Benedictine Changes,
Remains The Same
(Fall 2005)
By William Carroll
Several years ago, a major credit card company developed a marketing campaign around the slogan, Change is good. Unfortunately, it is sometimes very difficult to find individuals and institutions that agree with that slogan.
Change is probably one of the most difficult things in life. We often dont think of it until some major factor looms in front of us or seems to trip us up. The good part is that change very often brings with it a spurt of growth. Though change in individuals is sometimes difficult, institutional change can be like a minor earthquake. Everybody owns a piece of the institution. When this ownership spans three centuries, things can get interesting.
In the past, I have written about change in individuals and have suggested that change is good and even necessary in our lives. The same is true of institutions. Benedictine University has celebrated 118 years of change; the Benedictine religious order more than 1,500 years. In fact, the Benedictines have a saying: If you cut it down, it shall grow anew. Without change, neither the University nor the Benedictines would be here today. Yet, the more we change, the more we are somehow able to stay the same.
Over the years, I have had alumni return to the campus and exclaim that the institution is no longer the same. The buildings they inhabited are gone, beloved monks, faculty and staff are gone, the student body has significantly changed, etc. At first, alums are whimsical and reflective on how their institution used to be. After a bit of time on campus, however, they clearly proclaim that it still is the same place even though the buildings, students, faculty and staff may have turned over many times since they were students on campus.
How can Benedictine University have gone through so much change and still be recognized as the same place by so many generations of alumni? Clearly, the St. Procopius College of our early period was not the Illinois Benedictine College of our middle period or the Benedictine University of our most recent period. Or is it?
St. Thomas Aquinas, a Dominican (but Benedictine trained) monk of the 13th century made a wonderful analysis of change that explains how the University can be the same yet different. He distinguished between two kinds of change incidental change and definitive change.
Incidental change has to do with non-defining characteristics. For example, as you go through life many incidental changes occur. Your height, weight, hair color, and circumstances in life change, yet you remain the same person. At death, a person experiences a definitive change which basically means the person ceases to be. Incidental change refers to the accoutrements of daily life; definitive change refers to life itself.
Applying this analysis to Benedictine University (and any other institution) the distinction between the two kinds of change becomes apparent. In 1887, a group of Benedictine monks decided to establish St. Procopius College to educate Czechoslovakian young men in a Catholic and Benedictine environment. In addition to Catholic and Benedictine values, history, and tradition a preparation for life students would also be prepared for a career. This design was the very being and life-blood of the new institution.
Many changes have occurred over the years including: moving from Chicago to Lisle (1896); inclusion of women in the student body (1968); two name changes (1972 and 1996); addition of graduate programs; increasing influx of minority students to the student body to the point that there is no longer a distinction between minority/majority students on campus; the establishment of a full campus in Springfield and 30 off-campus sites in Northern Illinois; the construction of 13 new buildings and the demolition Benedictine Hall the main building for more than 100 years. Finally, the number of students has grown from a handful in 1887 to approximately 4,000 thousand in 2005.

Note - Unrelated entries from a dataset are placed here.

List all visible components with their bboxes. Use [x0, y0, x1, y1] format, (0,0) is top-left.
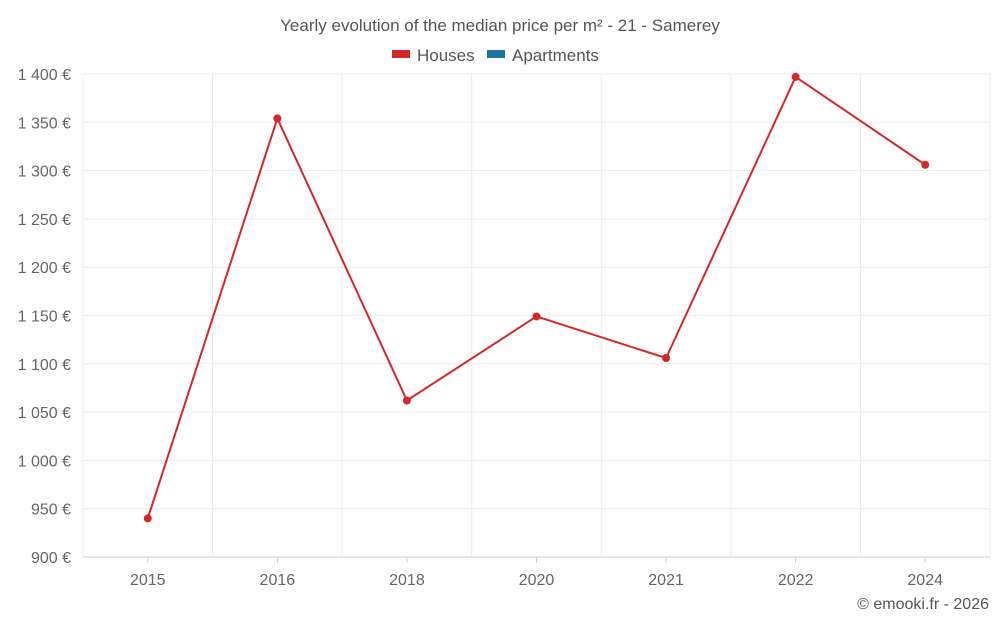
legend-label-houses: Houses	[417, 46, 475, 65]
data-point-houses-2018[interactable]	[402, 396, 411, 405]
chart-title: Yearly evolution of the median price per…	[280, 16, 720, 35]
y-tick-label: 950 €	[31, 502, 71, 519]
data-point-houses-2022[interactable]	[791, 72, 800, 81]
data-point-houses-2016[interactable]	[273, 114, 282, 123]
series-houses	[143, 72, 930, 523]
legend-label-apartments: Apartments	[512, 46, 599, 65]
y-tick-label: 1 300 €	[18, 164, 71, 181]
x-tick-label: 2015	[130, 572, 166, 589]
data-point-houses-2020[interactable]	[532, 312, 541, 321]
y-tick-label: 1 050 €	[18, 405, 71, 422]
legend-swatch-apartments	[487, 50, 505, 58]
data-point-houses-2024[interactable]	[921, 160, 930, 169]
legend-swatch-houses	[392, 50, 410, 58]
series-line-houses	[146, 75, 926, 519]
y-tick-label: 1 000 €	[18, 453, 71, 470]
y-tick-label: 900 €	[31, 550, 71, 567]
x-tick-label: 2021	[648, 572, 684, 589]
y-tick-label: 1 350 €	[18, 115, 71, 132]
x-tick-label: 2018	[389, 572, 425, 589]
y-tick-label: 1 400 €	[18, 67, 71, 84]
x-tick-label: 2024	[907, 572, 943, 589]
legend: Houses Apartments	[392, 46, 599, 65]
legend-item-houses[interactable]: Houses	[392, 46, 475, 65]
data-point-houses-2021[interactable]	[662, 354, 671, 363]
x-tick-label: 2022	[778, 572, 814, 589]
legend-item-apartments[interactable]: Apartments	[487, 46, 599, 65]
x-tick-label: 2016	[260, 572, 296, 589]
y-tick-label: 1 150 €	[18, 309, 71, 326]
y-tick-label: 1 100 €	[18, 357, 71, 374]
y-axis-ticks: 900 € 950 € 1 000 € 1 050 € 1 100 € 1 150 € 1 …	[18, 67, 71, 567]
x-axis-ticks: 2015 2016 2018 2020 2021 2022 2024	[130, 557, 943, 589]
copyright-credit: © emooki.fr - 2026	[857, 596, 989, 613]
data-point-houses-2015[interactable]	[143, 514, 152, 523]
y-tick-label: 1 250 €	[18, 212, 71, 229]
x-tick-label: 2020	[519, 572, 555, 589]
y-tick-label: 1 200 €	[18, 260, 71, 277]
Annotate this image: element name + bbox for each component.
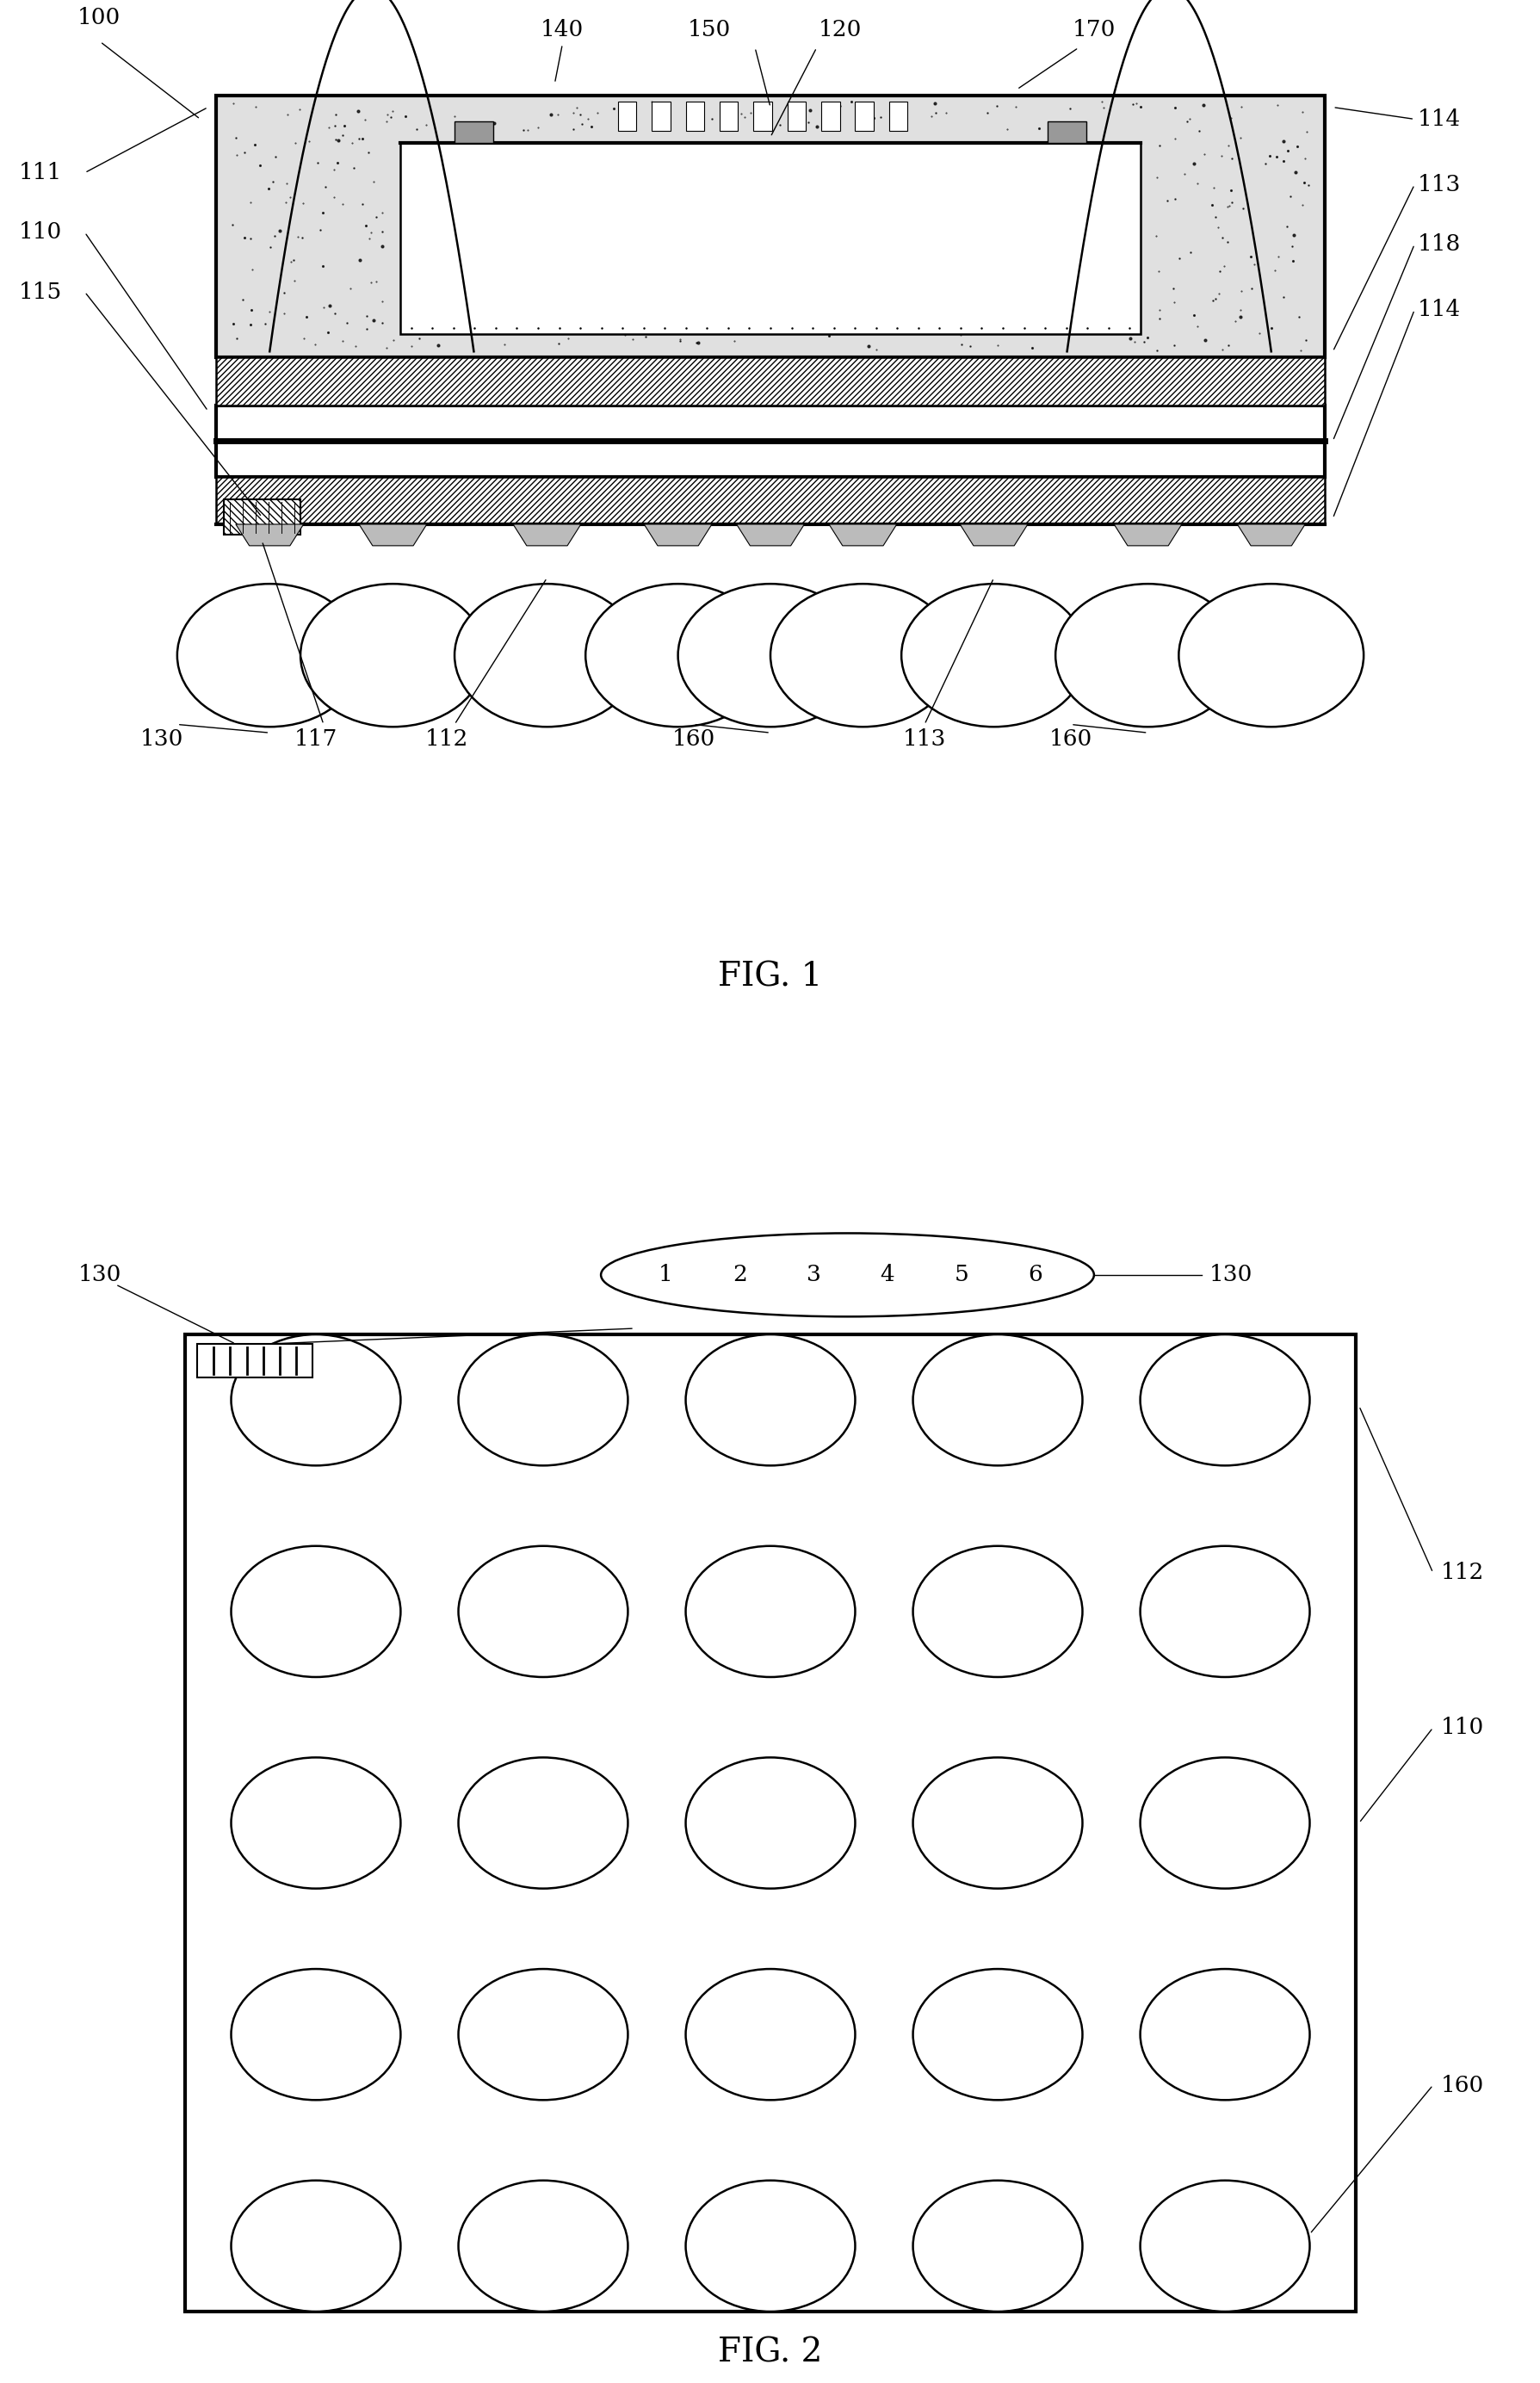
Bar xyxy=(787,100,805,131)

These changes are but the tip of the iceberg of changes occurring at Benedictine over the years. Clearly, you can understand how an alumnus might not recognize the institution as his/hers at initial blush. But after spending a while on campus, they invariably come back to the sense that this is indeed their institution.
How does this occur? It is simply that the changes described above are incidental changes, not definitive changes. Remember that the monks who founded the College created an institution that was Catholic/Benedictine to prepare students for life with specific courses of study to prepare students for a career. The constant yet ever updated curriculum is the most obvious piece of the original institution. The Catholic and Benedictine heritage, tradition and values are the lived piece of the original institution.
One needs to walk the campus and experience Benedictine hospitality and values to know that we are who our founders intended us to be. This is the piece that reawakens alumni into realizing that this community is more than buildings and specific nationalities; it is a community who shares the Catholic and Benedictine tradition and values of the institution, and of its founders.
This institution has persisted throughout all the changes over the years. Many changes were born of opportunity and necessity. In order for an institution to survive, it must seize opportunities and change out of necessity. Had the College stayed as it was in 1887, it would not be here today.
The students may have changed, the trappings of the buildings and the buildings themselves may have changed, even the name of the institution may have changed. However, St. Procopius College, Illinois Benedictine College, Benedictine University remains the same, amidst and despite the change.